The news agency spoke with one of Stern’s attorneys, Bob Ross, and the deceased activist’s friend Arne Edward List.
“James was a very unconventional crusader,” Ross said Monday.
He courted longtime leader of the National Socialist Movement Jeff Schoep for weeks in recorded phone calls to get Schoep to turn over the organization to him, according to the Richmond Times-Dispatch.
In turn, he promised to get the organization removed from a federal lawsuit alleging Schoep and two dozen other hate groups secretly planned violence at the Unite the Right rally in Charlottesville, Virginia, in August 2017, the newspaper reported.
“You have to go with me. Go with my instincts,” Stern told Schoep. “We started this for a reason.”
The racist leader later complained that Stern tricked him.
“Like, it’s basically like you’re trying to legally wrangle the organization from me,” Schoep told the Richmond Times-Dispatch.
Michigan records The Associated Press obtained showed Stern replaced Schoep in January, and Stern went on to sue several group members two months later in California court, the news agency reported.
It’s unclear how the legalities will play out given Stern’s death.
Stern said before his death he wanted to disband the group, hold its members accountable for the violent white nationalist protest last year and use its website to stream movies about slavery and the Holocaust, CBC radio reported March 5.
“I did take possession of the organization, but it was strictly for the purpose of making sure that its 45 years of reigning terror on humanity will be over,” Stern told “As It Happens.”
“I don’t want to lead it.

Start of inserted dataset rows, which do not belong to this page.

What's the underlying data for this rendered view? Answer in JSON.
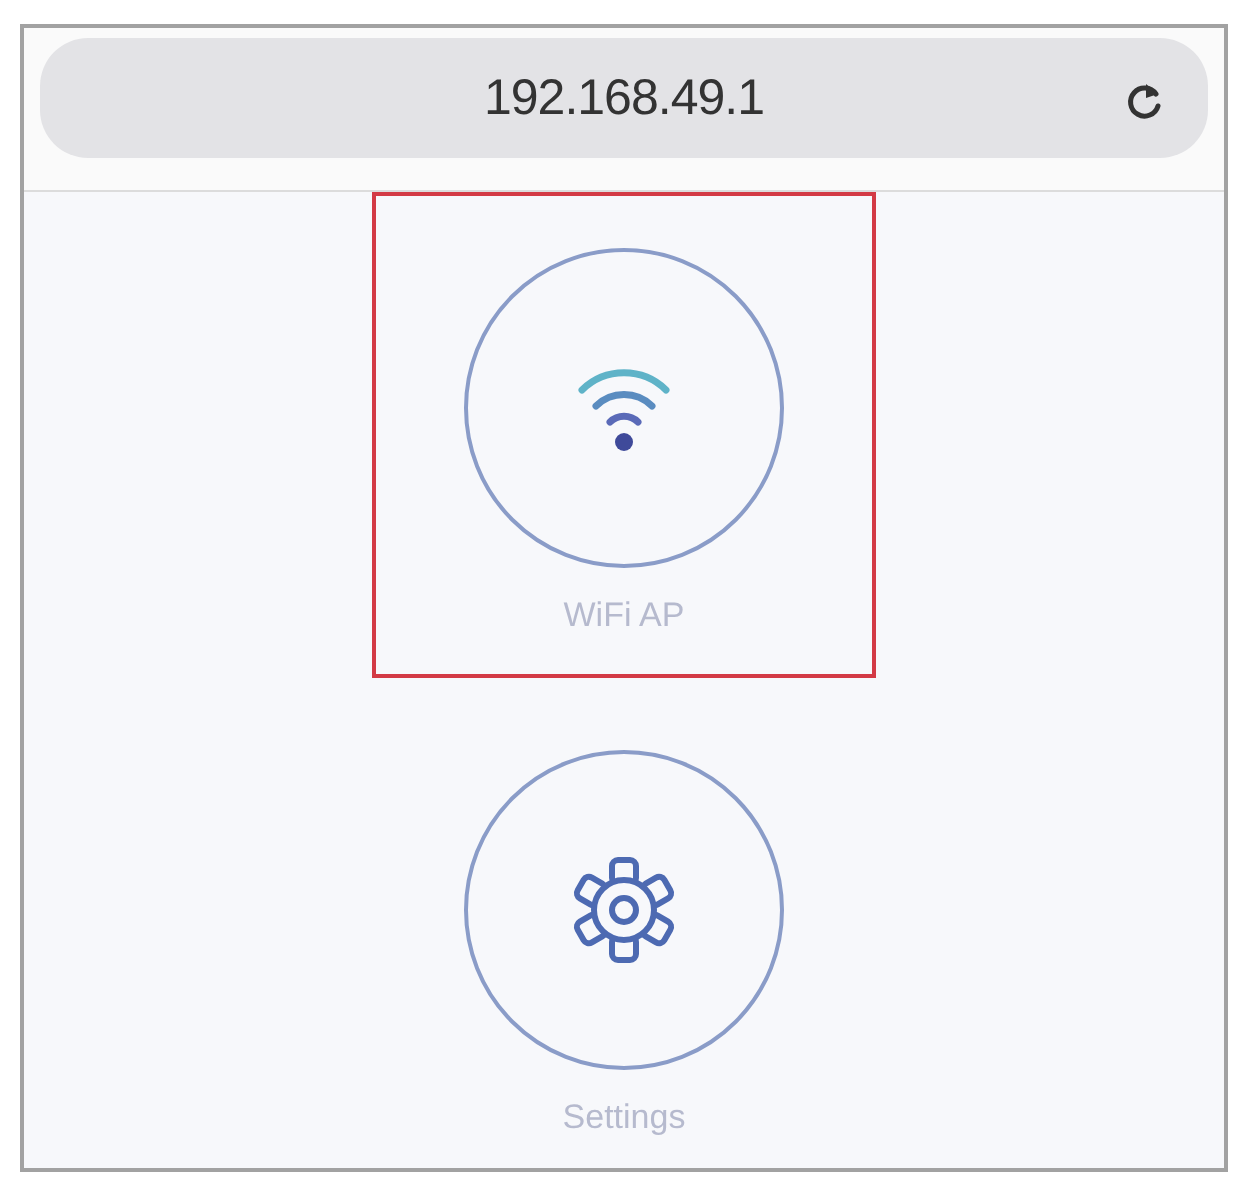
{
  "address_bar": {
    "url": "192.168.49.1"
  },
  "items": [
    {
      "kind": "wifi",
      "label": "WiFi AP",
      "highlighted": true
    },
    {
      "kind": "settings",
      "label": "Settings",
      "highlighted": false
    }
  ]
}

I’m not leading it,” he said. “I’m dismantling it.”
His effort prompted comparisons to the Spike Lee movie “BlacKkKlansman,” which featured the work of Ron Stallworth, the first Black officer in the Colorado Springs Police Department.
In the movie, Stallworth infiltrated a branch of the Ku Klux Klan in the 1970s.
Related: Ron Stallworth, The Real ‘BlacKkKlansman,’ Says David Duke Called Him About Portrayal In Film
“He fought with such courage in everything he did,” List told The Associated Press of Stern. “James was very clear that this fight isn’t going to die with him.”